China, which was already the fastest-growing luxury market before the pandemic, will become even more vital to brands’ success as North American and European markets remain unpredictable. And everywhere, offline retail has had to go online — and fast — as consumers turned rapidly to digital shopping.
Amazon, whose customers have ordered over one billion fashion items via its mobile app in the last 12 months, has long looked for a way to become partners with luxury names, which had in the past largely rebuffed its advances. Last week, Amazon launched its mobile-only Luxury Stores with one brand: Oscar de la Renta. It said more labels would be announced in the weeks to come.
Farfetch, the digital marketplace that allows upmarket vendors to sell their goods online, reported last month that it had seen a 60 percent surge in traffic for the second quarter compared with the same period last year — and 500,000 new customers.

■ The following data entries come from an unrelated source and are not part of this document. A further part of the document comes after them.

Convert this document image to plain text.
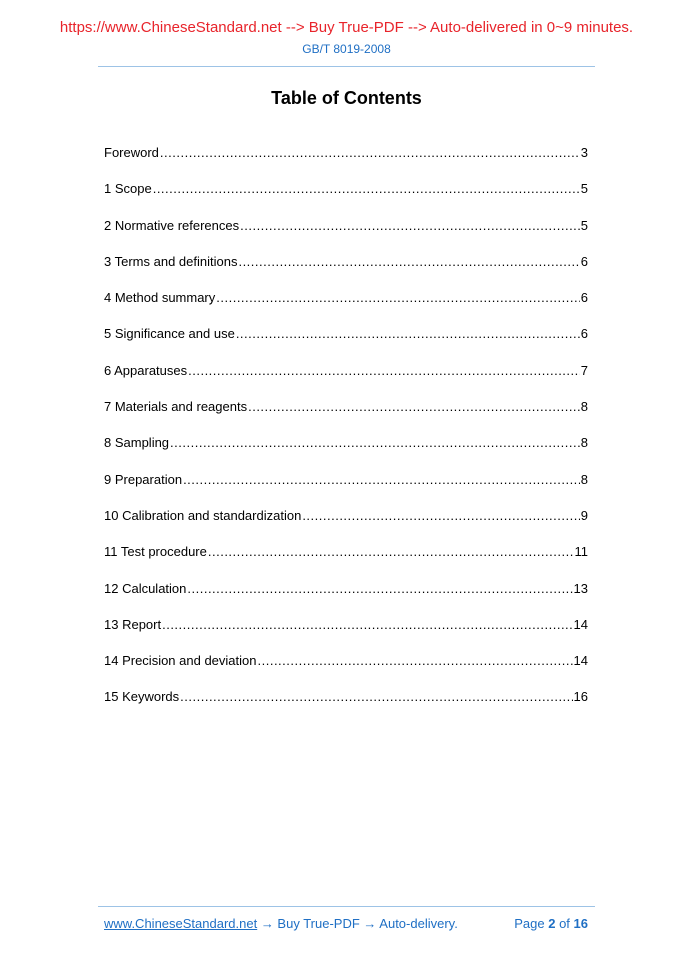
https://www.ChineseStandard.net --> Buy True-PDF --> Auto-delivered in 0~9 minutes.
GB/T 8019-2008
Table of Contents
Foreword .....	3
1 Scope .....	5
2 Normative references .....	5
3 Terms and definitions .....	6
4 Method summary .....	6
5 Significance and use .....	6
6 Apparatuses .....	7
7 Materials and reagents .....	8
8 Sampling .....	8
9 Preparation .....	8
10 Calibration and standardization .....	9
11 Test procedure .....	11
12 Calculation .....	13
13 Report .....	14
14 Precision and deviation .....	14
15 Keywords .....	16
www.ChineseStandard.net → Buy True-PDF → Auto-delivery.	Page 2 of 16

“E-commerce represented just 12 percent of luxury sales in 2019. Since then, there has obviously been a complete paradigm shift,” José Neves, Farfetch’s chief executive, said.
Luxury used to be heavily associated with an in-store experience, he added. But for many consumers in 2020, convenience and safety are now front of mind, prompting many brands to fast-track their digital strategies.
“For those who aren’t able to do that, it is going to be a struggle,” Mr. Neves said.
As the industry starts to offer up new looks, TikTok is hosting its own online fashion month for a potential audience of roughly 800 million users, with shows by Saint Laurent and JW Anderson. Expect to see smaller collections with more timeless pieces that can have extended shelf lives if necessary. Demand for evening wear and suits has plummeted now that no one has a reason to dress up, though many brands say they expect people to start buying high-priced items that aren’t sweatpants, despite a severe recession and ongoing layoffs.
With no fixed timeline for a Covid-19 vaccine, it will be hard to predict what customers will want six months from now. But for luxury fashion, the shows must go on.